Considering the observability needs and the pillar...
# observability
g
Considering the observability needs and the pillars of a reliable system (monitoring, tracing, logs, and metrics), how do DataDog and the Elastic Stack compare? Which tool would you choose and why?
a
IMO the answer to that hugely depends on how many Infra/SRE folks you have at your disposal to maintain the Elastic Stack, versus the budget to solve problems without adding headcount
g
Today my structure is very small, I recommend another solution today we have all GCP projects
d
DataDog provides built-in monitoring, tracing, and log management, making it ideal for teams seeking fast setup and minimal maintenance. ELK, on the other hand, offers more flexibility and control for those who need a customizable, self-managed platform. It scales well for log aggregation and search, with Elastic APM handling distributed tracing. I personally prefer and use ELK, but if you need quick setup and out-of-the-box features, go with DataDog.
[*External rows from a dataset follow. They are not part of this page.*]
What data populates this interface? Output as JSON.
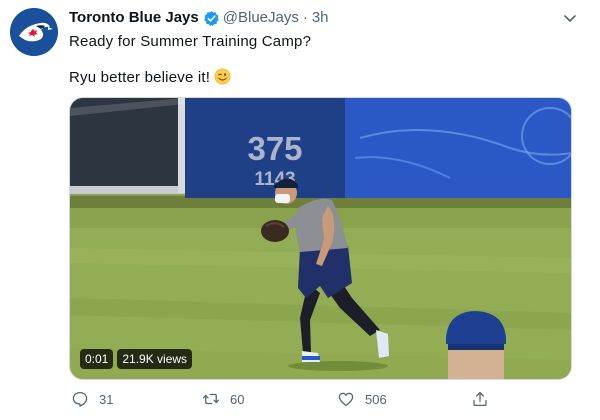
{
  "tweet": {
    "author_name": "Toronto Blue Jays",
    "handle": "@BlueJays",
    "separator": "·",
    "time": "3h",
    "line1": "Ready for Summer Training Camp?",
    "line2": "Ryu better believe it!",
    "verified": true
  },
  "media": {
    "type": "video",
    "timestamp": "0:01",
    "views": "21.9K views",
    "wall_number_top": "375",
    "wall_number_bottom": "1143"
  },
  "actions": {
    "reply_count": "31",
    "retweet_count": "60",
    "like_count": "506"
  },
  "icons": {
    "avatar": "blue-jays-logo-icon",
    "verified": "verified-badge-icon",
    "more": "chevron-down-icon",
    "emoji": "winking-face-icon",
    "reply": "reply-icon",
    "retweet": "retweet-icon",
    "like": "heart-icon",
    "share": "share-icon"
  },
  "colors": {
    "brand_blue": "#1d9bf0",
    "jays_blue": "#1a4f9c",
    "text_secondary": "#536471"
  }
}
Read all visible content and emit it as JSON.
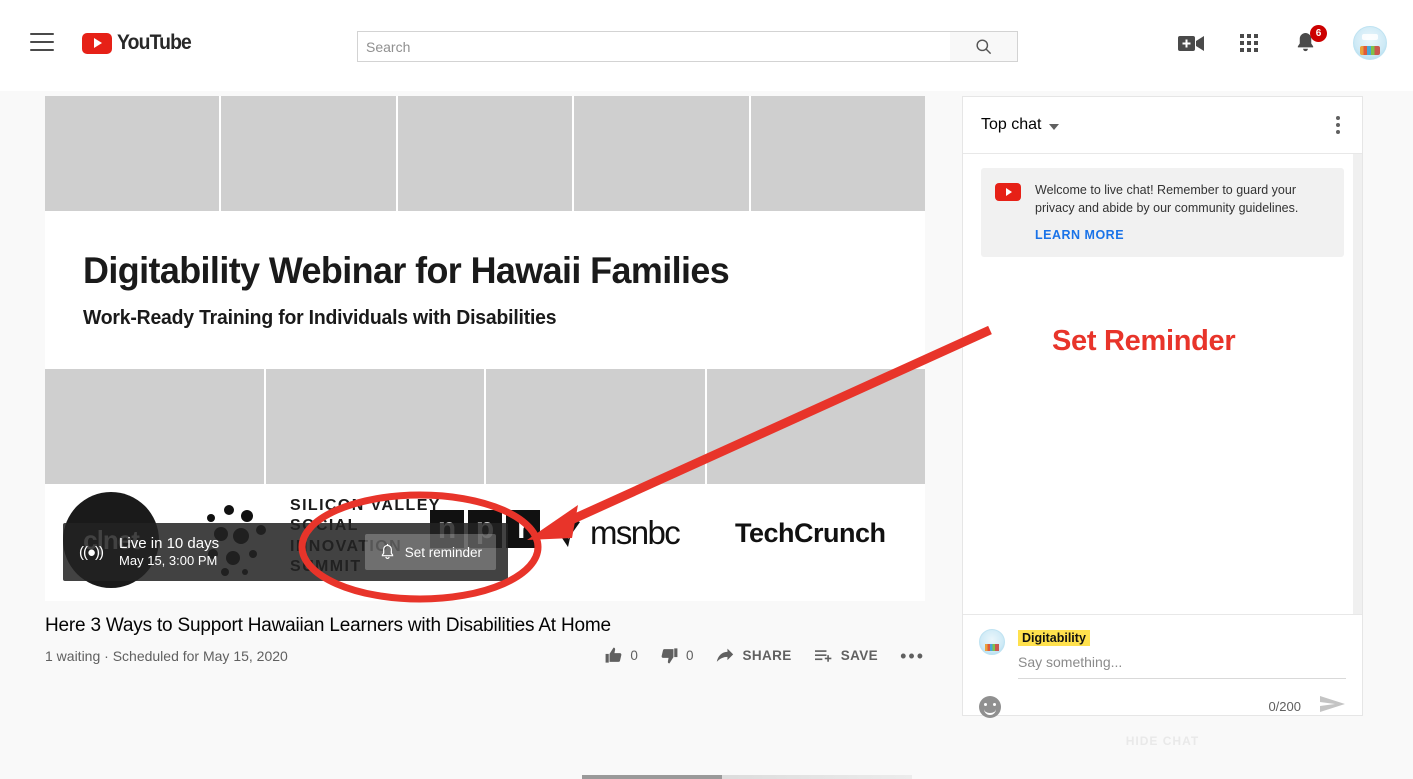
{
  "header": {
    "menu_icon": "hamburger-menu-icon",
    "logo_text": "YouTube",
    "search": {
      "value": "",
      "placeholder": "Search"
    },
    "search_button_icon": "search-icon",
    "create_icon": "video-camera-plus-icon",
    "apps_icon": "apps-grid-icon",
    "notifications_icon": "bell-icon",
    "notifications_badge": "6",
    "avatar_icon": "account-avatar"
  },
  "video": {
    "banner_title": "Digitability Webinar for Hawaii Families",
    "banner_subtitle": "Work-Ready Training for Individuals with Disabilities",
    "sponsor_logos": [
      {
        "name": "cnet",
        "label": "c|net"
      },
      {
        "name": "silicon-valley-social-innovation-summit",
        "lines": [
          "SILICON VALLEY",
          "SOCIAL",
          "INNOVATION",
          "SUMMIT"
        ]
      },
      {
        "name": "npr",
        "letters": [
          "n",
          "p",
          "r"
        ]
      },
      {
        "name": "msnbc",
        "label": "msnbc"
      },
      {
        "name": "techcrunch",
        "label": "TechCrunch"
      }
    ],
    "live_badge_icon": "live-broadcast-icon",
    "live_line1": "Live in 10 days",
    "live_line2": "May 15, 3:00 PM",
    "reminder_button_label": "Set reminder",
    "reminder_button_icon": "bell-icon",
    "title": "Here 3 Ways to Support Hawaiian Learners with Disabilities At Home",
    "meta": "1 waiting · Scheduled for May 15, 2020",
    "actions": {
      "like_label": "",
      "like_count": "0",
      "dislike_label": "",
      "dislike_count": "0",
      "share_label": "SHARE",
      "save_label": "SAVE",
      "more_label": "•••"
    }
  },
  "chat": {
    "mode_label": "Top chat",
    "menu_icon": "more-vertical-icon",
    "welcome_message": "Welcome to live chat! Remember to guard your privacy and abide by our community guidelines.",
    "learn_more_label": "LEARN MORE",
    "username": "Digitability",
    "input_value": "",
    "input_placeholder": "Say something...",
    "emoji_icon": "emoji-face-icon",
    "char_counter": "0/200",
    "send_icon": "send-arrow-icon",
    "hide_chat_label": "HIDE CHAT"
  },
  "annotation": {
    "label": "Set Reminder",
    "color": "#e8342a",
    "shapes": [
      "ellipse-highlight",
      "arrow-pointer"
    ]
  }
}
If long-term cost-efficiency and control are priorities, ELK is the better choice.
a
Very well put! I usually gauge it on (some of) the following factors • Can we afford to pay for Datadog? (justification versus full-time-employee headcount) • Is part/most of my job (or someone else's job) to provide/support observability for feature teams? • How quickly do we need a comprehensive solution? • How business critical is it that the observability stack remains reliable and available? In most cases my or my team's job is to provide other capabilities to feature teams, so I'll often prefer a managed service like Datadog so we don't have to worry about it. But as Dimitris explained, if you need to be cost-conscious, need long-term commitment or granular control, ELK or Prometheus/Grafana are usually better choices
Datadog can get freaking expensive, and OSS solutions can be just as (if not more) scalable/resilient if architected well, but I wouldn't underestimate the time/skill investment that may take depending on your infrastructure/growth/etc.
d
Great points, I completely agree. Speed of delivery is key, especially in startups, which is why tools like DataDog can be so appealing for their quick setup. But as you mentioned, the costs can add up quickly. For us, ELK has been a better long-term choice, offering flexibility and cost control, even though it requires more effort upfront. As a DevOps guy, the setup wasn’t a big deal for me, but even in startups, sooner or later, you'll need to build a DevOps team, and maintaining observability will become part of their daily routine anyway.
g
Based on the points we discussed, I decided to go with DataDog. As we are implementing the SRE team now, it's crucial for me to ensure efficiency and credibility in our operations. I hope this choice will help us achieve our goals. Thank you again for your help, and I hope we can continue exchanging ideas in the future!